According to the decision, conferring judicial functions while superseding German courts not only affects the fundamental rights guaranteed in the Constitution (The Grundgesetz), given that German courts can no longer ensure the protection of these rights, but also the specific design of the separation of powers. A significant part of the Member States’ jurisdiction over private and administrative legal matters of economic significance is conferred in the Treaty to the exclusive jurisdiction of the Unified Patent Court. Therefore, the structure of the German court system as set out in the Constitution would have been modified and supplemented by another court with its own hierarchy.

The German Court states that in view of the particular importance of the majority requirement for the integrity of the Constitution and the democratic legitimation of interferences with the constitutional order, a law cannot be enacted when it does not achieve this majority. Thus, as the Bundestag did not effectively pass the Act of Approval it is void.
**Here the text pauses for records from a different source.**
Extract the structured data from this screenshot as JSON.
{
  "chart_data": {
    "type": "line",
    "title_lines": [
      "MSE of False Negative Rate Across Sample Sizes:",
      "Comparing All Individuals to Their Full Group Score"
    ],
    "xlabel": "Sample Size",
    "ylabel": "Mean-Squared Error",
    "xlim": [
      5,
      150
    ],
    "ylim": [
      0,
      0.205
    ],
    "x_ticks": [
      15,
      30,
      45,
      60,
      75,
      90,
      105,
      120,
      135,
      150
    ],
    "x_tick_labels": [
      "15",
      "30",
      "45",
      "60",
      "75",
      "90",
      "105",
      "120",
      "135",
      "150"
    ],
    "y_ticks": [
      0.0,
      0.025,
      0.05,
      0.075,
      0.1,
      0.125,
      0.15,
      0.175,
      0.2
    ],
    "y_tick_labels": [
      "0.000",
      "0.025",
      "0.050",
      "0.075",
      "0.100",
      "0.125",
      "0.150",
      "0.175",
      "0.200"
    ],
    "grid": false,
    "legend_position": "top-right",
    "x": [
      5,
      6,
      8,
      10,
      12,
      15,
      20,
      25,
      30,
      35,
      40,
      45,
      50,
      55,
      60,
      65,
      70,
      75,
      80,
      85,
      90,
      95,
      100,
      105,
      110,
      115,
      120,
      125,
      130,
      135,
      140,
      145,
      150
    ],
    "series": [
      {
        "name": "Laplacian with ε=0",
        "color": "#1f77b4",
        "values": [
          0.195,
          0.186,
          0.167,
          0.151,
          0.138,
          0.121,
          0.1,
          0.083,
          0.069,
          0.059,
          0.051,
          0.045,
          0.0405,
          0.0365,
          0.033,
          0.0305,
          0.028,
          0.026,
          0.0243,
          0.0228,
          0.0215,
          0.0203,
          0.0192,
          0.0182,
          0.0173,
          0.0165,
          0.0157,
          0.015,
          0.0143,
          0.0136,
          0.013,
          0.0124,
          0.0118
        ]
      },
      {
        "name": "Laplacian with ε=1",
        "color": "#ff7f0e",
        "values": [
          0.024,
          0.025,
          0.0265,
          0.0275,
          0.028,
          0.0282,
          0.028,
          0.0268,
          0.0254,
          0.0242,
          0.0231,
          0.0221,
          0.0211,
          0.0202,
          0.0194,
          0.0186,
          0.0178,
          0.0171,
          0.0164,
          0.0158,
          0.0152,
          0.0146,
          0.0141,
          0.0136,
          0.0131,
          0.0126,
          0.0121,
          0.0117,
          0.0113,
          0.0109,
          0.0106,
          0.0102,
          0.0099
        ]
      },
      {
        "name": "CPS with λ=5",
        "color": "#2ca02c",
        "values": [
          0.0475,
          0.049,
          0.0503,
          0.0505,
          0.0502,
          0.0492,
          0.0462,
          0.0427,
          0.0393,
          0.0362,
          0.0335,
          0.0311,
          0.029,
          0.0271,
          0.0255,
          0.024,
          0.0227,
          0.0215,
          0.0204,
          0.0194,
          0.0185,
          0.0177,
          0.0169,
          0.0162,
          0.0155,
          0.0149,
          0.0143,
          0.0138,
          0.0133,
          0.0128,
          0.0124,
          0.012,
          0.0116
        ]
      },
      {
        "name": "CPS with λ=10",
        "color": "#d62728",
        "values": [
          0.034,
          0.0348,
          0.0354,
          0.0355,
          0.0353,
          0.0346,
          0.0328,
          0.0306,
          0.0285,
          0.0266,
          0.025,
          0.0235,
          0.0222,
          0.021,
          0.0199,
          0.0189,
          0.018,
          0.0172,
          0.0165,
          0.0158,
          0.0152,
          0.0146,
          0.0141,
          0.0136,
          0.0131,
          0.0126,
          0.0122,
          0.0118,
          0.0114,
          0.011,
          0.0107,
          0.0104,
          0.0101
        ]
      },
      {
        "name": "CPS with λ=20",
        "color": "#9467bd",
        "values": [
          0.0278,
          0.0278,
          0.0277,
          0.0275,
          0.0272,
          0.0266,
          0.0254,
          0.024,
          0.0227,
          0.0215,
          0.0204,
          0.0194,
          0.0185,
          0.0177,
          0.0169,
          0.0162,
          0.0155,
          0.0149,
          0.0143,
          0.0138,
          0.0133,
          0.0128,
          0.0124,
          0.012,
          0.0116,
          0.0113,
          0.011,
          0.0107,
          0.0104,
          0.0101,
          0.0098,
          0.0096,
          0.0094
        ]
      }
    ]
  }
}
With this decision, it seems that a process that has been obscure since its inception has been definitively closed, with the determined determination of its promoters to move forward with a project despite repeated accusations of lack of democratic legitimacy. Spain had already refused to accept the design of the unitary patent system and of the Unified Patent Court. A system aimed to exclude certain States and to avoid the jurisdiction of the CJEU over the decisions of the envisaged judicial system. Subsequently the Hungarian Constitutional Court declared the Agreement on a Unified Patent Court unconstitutional. The Government of the United Kingdom recently declared that despite having ratified the Treaty, it would not adhere to. The opinion rendered by the German Constitutional Court seems to be the final nail in the coffin of the Treaty.

Ultimately, the law is not only about passing laws. Laws must be in line with the democratic system that the European states have given ourselves. The end does not justify the means if they do not respect democracy, the basis and essence of Europe.

This is a good opportunity perhaps to think about. This is the third time that an attempt to create a unitary patent system in the European Union fails. The first was the proposed Community Patent Convention in the late 1970s and 1980s and the second the proposal for a Community Patent Regulation at the beginning of this millennium. Before making such a drastic change it should be remembered that the European Union has legal mechanisms to start regulating in the field of patents through Directives, as it has been done in relation to biotechnology inventions or the bolar provision. For the time being, European Regulations on inventions seem to be an exclusive field for SPCs.